OR13 commented 2 years ago

imo, did:web:example.com/foo:bar -> https://example.com/foo:bar/did.json... no problem here.

letmaik commented 2 years ago

imo, did:web:example.com/foo:bar -> https://example.com/foo:bar/did.json... no problem here.

That's a DID URL, not a DID. I think this has to be solved for the DID itself, right?

OR13 commented 2 years ago

yes, that example was a did url with a path that contained a colon.

today:

The method specific identifier MUST match the common name used in the SSL/TLS certificate, and it MUST NOT include IP addresses or port numbers.

if we wanted to allow the identifier to use ports:

did:web:localhost%3A3000 -> https://localhost:3000/did.json

and for completness, here is a did url that uses ports and colons in paths:

did:web:example.com%3A1337/foo:bar -> https://example.com:1337/foo:bar/did.json

letmaik commented 2 years ago

yes, that example was a did url with a path that contained a colon.

today:

The method specific identifier MUST match the common name used in the SSL/TLS certificate, and it MUST NOT include IP addresses or port numbers.

But what follows after that is important:

Directories and subdirectories MAY optionally be included, delimited by colons rather than slashes.

This applies to DIDs, not just DID URLs. Or are you suggesting to remove that part?

dmitrizagidulin commented 2 years ago

@OR13

imo, did:web:example.com/foo:bar -> https://example.com/foo:bar/did.json... no problem here.

The issue mentioned is in the other direction:

https://example.com/foo:bar/ to did:web:example.com:foo%3Abar

But that should still be covered by the overall algorithm (that requires percent-encoding of path fragments when encoding from URL to DID).

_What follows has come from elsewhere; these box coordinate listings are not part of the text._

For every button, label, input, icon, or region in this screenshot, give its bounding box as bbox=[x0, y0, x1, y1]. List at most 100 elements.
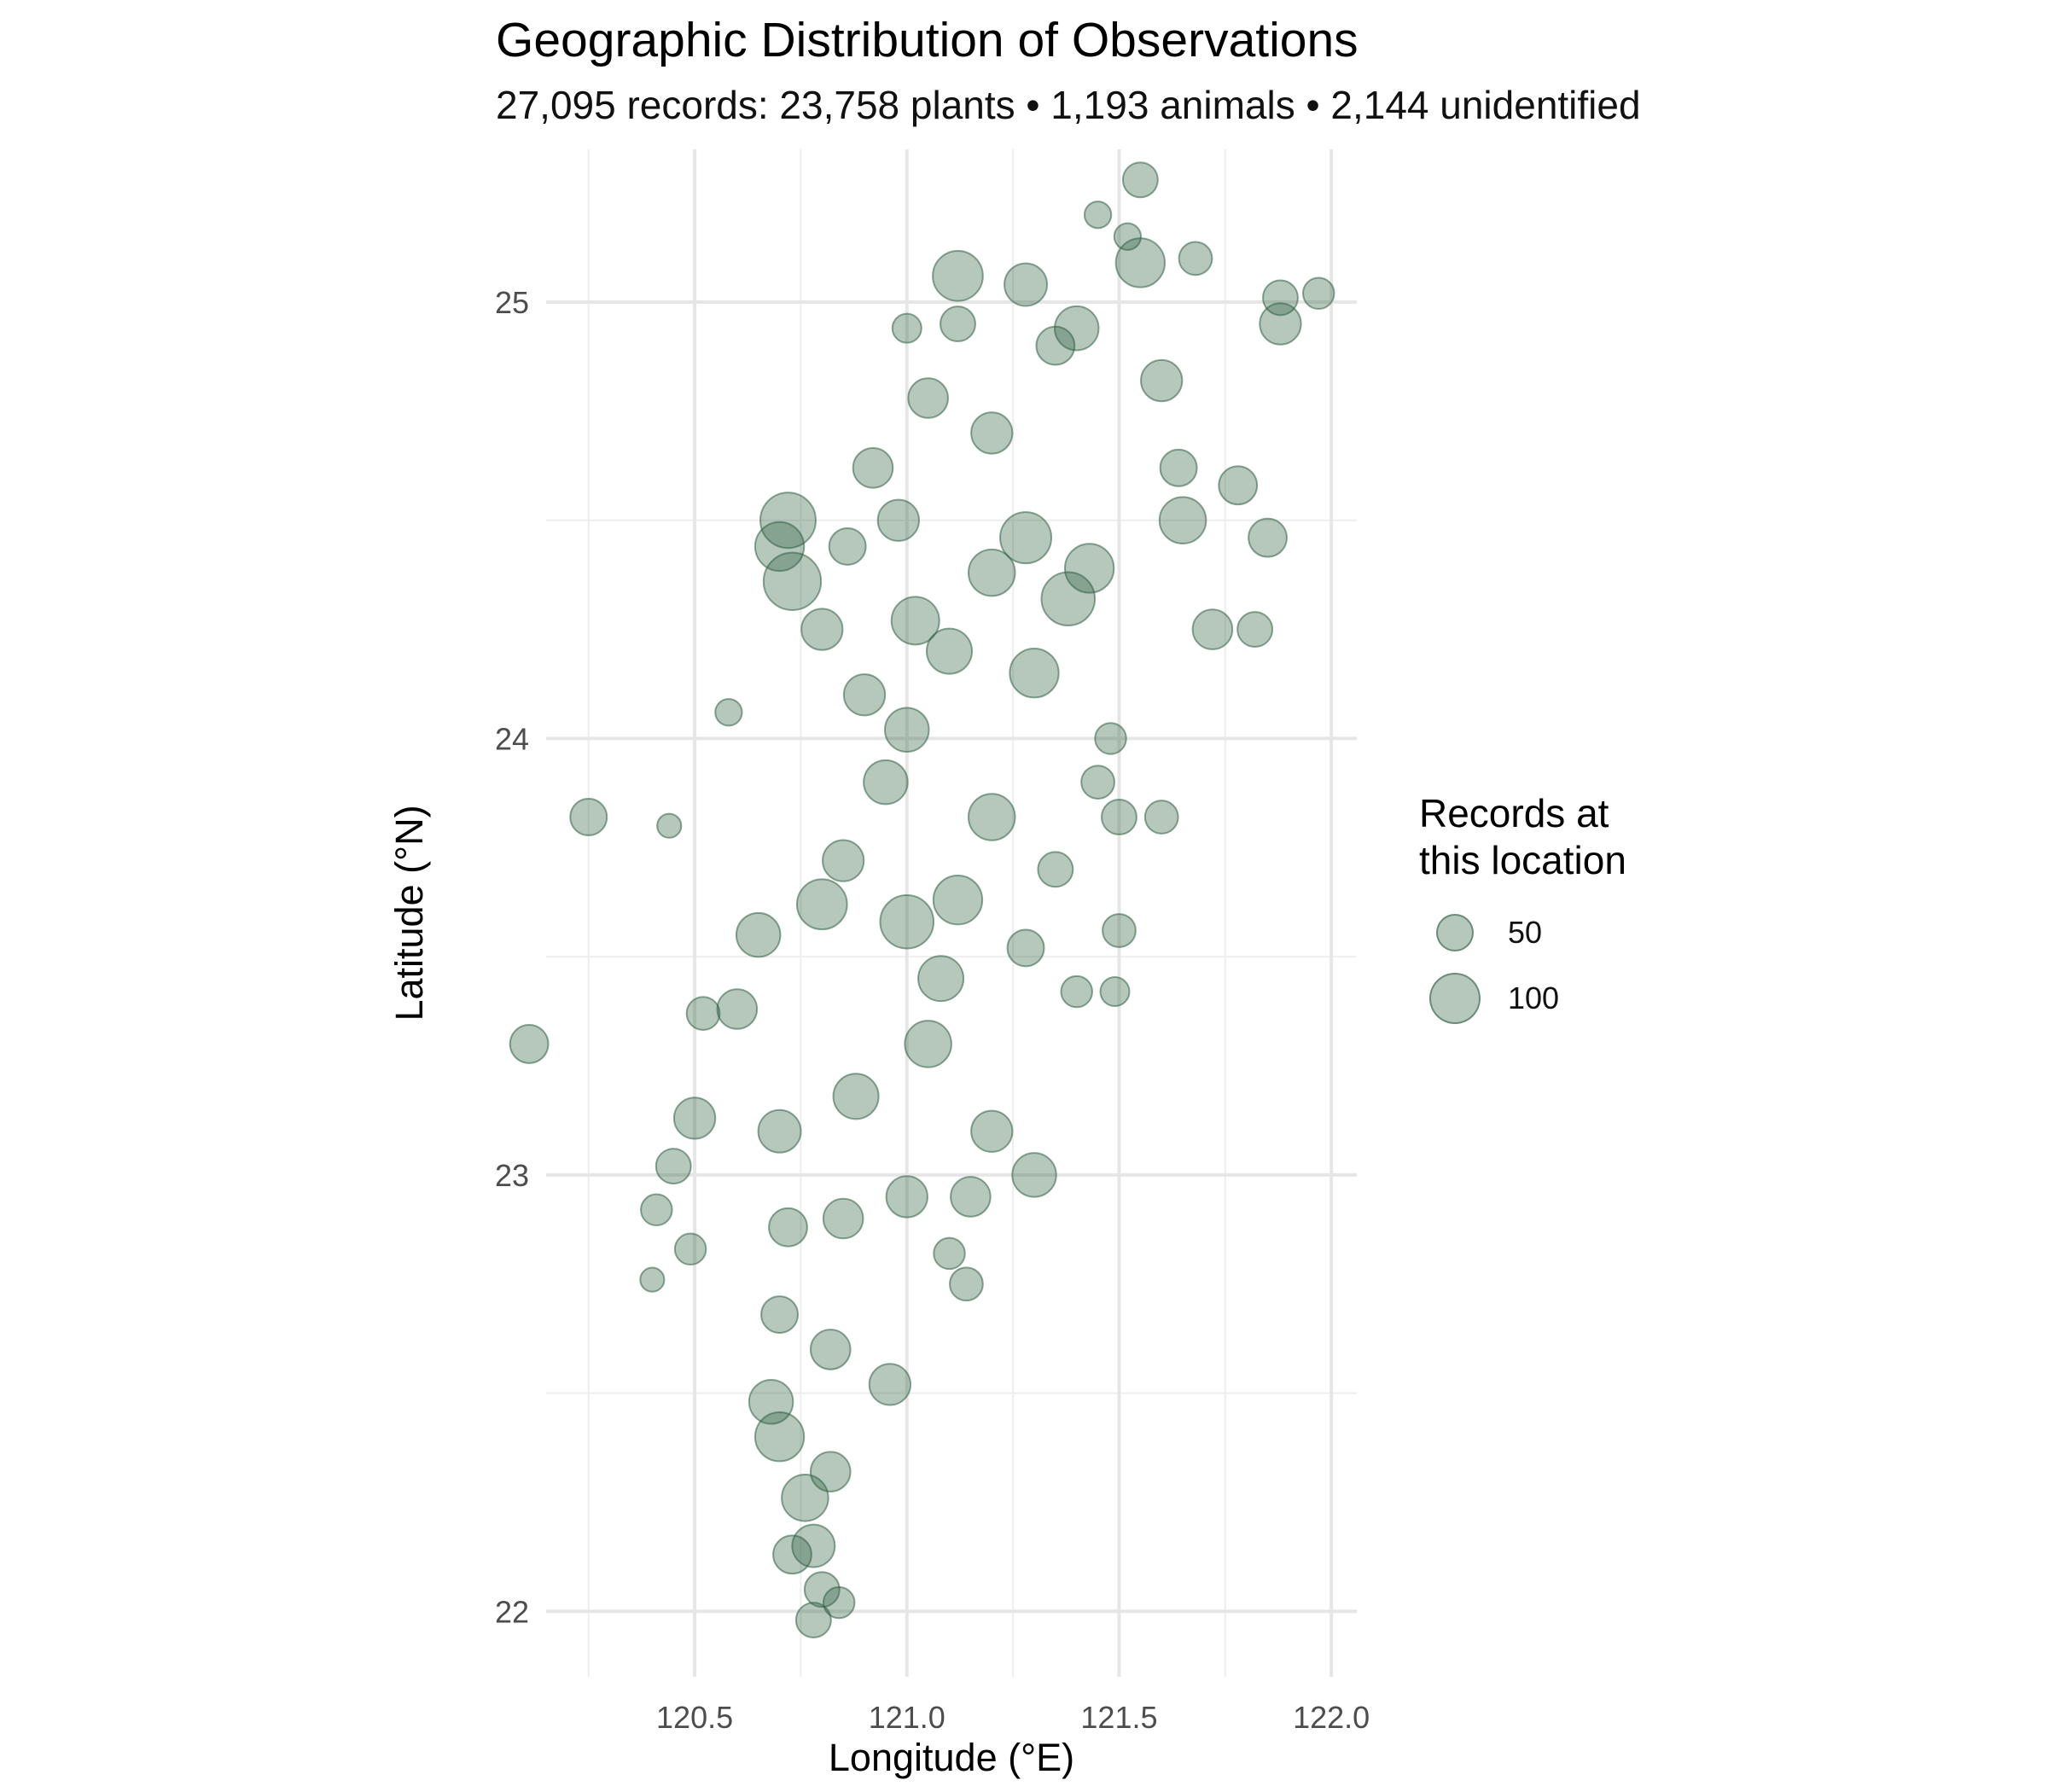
data-point bbox=[917, 955, 965, 1003]
data-point bbox=[809, 1329, 852, 1370]
data-point bbox=[884, 707, 930, 753]
data-point bbox=[933, 1236, 966, 1271]
data-point bbox=[672, 1097, 717, 1140]
data-point bbox=[1158, 496, 1207, 544]
grid-lines bbox=[546, 149, 1357, 1677]
data-point bbox=[1191, 608, 1234, 650]
data-point bbox=[1259, 302, 1302, 346]
data-point bbox=[509, 1024, 550, 1064]
data-point bbox=[791, 1523, 836, 1568]
data-point bbox=[932, 874, 984, 926]
data-point bbox=[868, 1363, 912, 1406]
data-point bbox=[759, 492, 817, 550]
data-point bbox=[1121, 161, 1159, 199]
data-point bbox=[569, 798, 608, 836]
data-point bbox=[1009, 648, 1060, 699]
legend-item: 50 bbox=[1419, 903, 1641, 963]
legend-key bbox=[1429, 973, 1481, 1024]
data-point bbox=[1301, 276, 1335, 311]
legend-item: 100 bbox=[1419, 969, 1641, 1028]
data-point bbox=[1113, 222, 1143, 251]
x-tick-label: 121.0 bbox=[869, 1700, 945, 1735]
y-axis-title: Latitude (°N) bbox=[387, 805, 431, 1021]
data-point bbox=[863, 759, 909, 806]
data-point bbox=[639, 1266, 666, 1293]
data-point bbox=[655, 1148, 692, 1185]
chart-title: Geographic Distribution of Observations bbox=[496, 13, 1359, 67]
data-point bbox=[1083, 201, 1113, 230]
data-point bbox=[999, 511, 1053, 565]
data-point bbox=[1006, 928, 1045, 968]
data-point bbox=[1004, 262, 1049, 307]
data-point bbox=[1218, 465, 1259, 506]
x-tick-label: 120.5 bbox=[656, 1700, 733, 1735]
data-point bbox=[794, 1602, 832, 1638]
data-point bbox=[1063, 543, 1115, 594]
data-point bbox=[832, 1073, 880, 1120]
data-point bbox=[685, 996, 721, 1032]
data-point bbox=[949, 1266, 984, 1302]
data-point bbox=[1178, 241, 1213, 276]
data-point bbox=[940, 305, 976, 343]
data-point bbox=[967, 793, 1016, 841]
data-point bbox=[753, 521, 806, 573]
data-point bbox=[925, 627, 974, 675]
y-tick-label: 24 bbox=[495, 721, 529, 756]
data-point bbox=[822, 1585, 856, 1620]
data-point bbox=[1099, 976, 1131, 1008]
data-point bbox=[1101, 799, 1137, 835]
data-point bbox=[904, 1020, 952, 1068]
y-tick-label: 25 bbox=[495, 285, 529, 320]
data-point bbox=[800, 608, 844, 651]
legend-title: Records at this location bbox=[1419, 790, 1626, 884]
data-point bbox=[876, 498, 920, 542]
data-point bbox=[1040, 571, 1097, 627]
data-point bbox=[1053, 305, 1100, 352]
data-point bbox=[1236, 611, 1274, 649]
data-point bbox=[1060, 975, 1093, 1009]
data-point bbox=[1037, 851, 1074, 888]
data-point bbox=[795, 878, 848, 931]
data-point bbox=[891, 312, 922, 344]
x-tick-label: 122.0 bbox=[1293, 1700, 1370, 1735]
legend-title-line: Records at bbox=[1419, 791, 1609, 835]
data-point bbox=[768, 1207, 808, 1248]
data-point bbox=[822, 1197, 864, 1240]
data-point bbox=[772, 1534, 812, 1575]
data-point bbox=[1102, 913, 1137, 948]
data-point bbox=[879, 893, 935, 950]
data-point bbox=[842, 673, 887, 717]
data-point bbox=[753, 1411, 806, 1463]
data-point bbox=[967, 548, 1016, 597]
data-point bbox=[1159, 448, 1198, 487]
data-point bbox=[762, 551, 823, 611]
data-point bbox=[656, 812, 683, 839]
legend-label: 100 bbox=[1508, 980, 1560, 1015]
data-point bbox=[828, 527, 867, 566]
legend-title-line: this location bbox=[1419, 838, 1626, 882]
data-point bbox=[950, 1176, 992, 1218]
data-point bbox=[640, 1193, 673, 1227]
data-point bbox=[673, 1232, 707, 1266]
data-point bbox=[1262, 279, 1299, 317]
data-point bbox=[885, 1175, 928, 1219]
x-axis-ticks: 120.5 121.0 121.5 122.0 bbox=[656, 1700, 1370, 1735]
legend-label: 50 bbox=[1508, 915, 1543, 950]
data-point bbox=[907, 377, 949, 419]
data-point bbox=[1080, 765, 1115, 800]
data-point bbox=[781, 1474, 829, 1522]
data-point bbox=[932, 249, 984, 302]
data-point bbox=[803, 1571, 841, 1609]
data-point bbox=[970, 411, 1014, 455]
y-tick-label: 22 bbox=[495, 1594, 529, 1629]
data-point bbox=[757, 1108, 802, 1154]
data-point bbox=[970, 1109, 1014, 1153]
data-point bbox=[1114, 237, 1167, 288]
y-tick-label: 23 bbox=[495, 1158, 529, 1193]
x-tick-label: 121.5 bbox=[1080, 1700, 1157, 1735]
x-axis-title: Longitude (°E) bbox=[829, 1736, 1074, 1779]
data-point bbox=[822, 839, 865, 882]
data-point bbox=[1011, 1152, 1057, 1198]
data-point bbox=[890, 596, 940, 646]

OR13 commented 2 years ago

ahh yes, thanks for clarifying!

gribneau commented 2 years ago

Thinking in terms of the changes for #42 , the percent encoding would work like this:

did:web:example.com%3A1337:foo --> https://example.com:1337/foo/

and percent encoding in the path as well would work like this:

did:web:example.com%3A1337:foo%3Abar --> https://example.com:1337/foo:bar/

Is that correct?

dmitrizagidulin commented 2 years ago

@gribneau -- that looks right, +1

OR13 commented 2 years ago

^ yes, i think thats the case we needed

letmaik commented 2 years ago

and percent encoding in the path as well would work like this:

did:web:example.com%3A1337:foo%3Abar --> https://example.com:1337/foo:bar/

Is that correct?

What about IDNs? For the domain räksmörgås.josefsson.org how would the did:web look like? Are the unicode characters percent encoded? I guess so. How does resolve work then? Since this is an IDN and the resolve algo assumes URLs, not IRIs, it would have to undo the percent encoding and then convert via punycode to a URL: https://xn--rksmrgs-5wao1o.josefsson.org. I think this complicates things too much and I would probably just simplify this to url-decoding each segment in full and putting the parts together to form an IRI. So, did:web:r%C3%A4ksm%C3%B6rg%C3%A5s.josefsson.org%3A1337:r%C3%A4ks becomes https://räksmörgås.josefsson.org:1337/räks (plus /did.json appended). If you need a URI then that's an application concern and most libraries accept UTF-8 encoded IRIs anyway these days. Doing it this way also covers the port automatically and doesn't have to be mentioned specifically in the spec.

dmitrizagidulin commented 2 years ago

@letmaik - Great point. I'm reopening this issue as a reminder for us to address this in the next PR.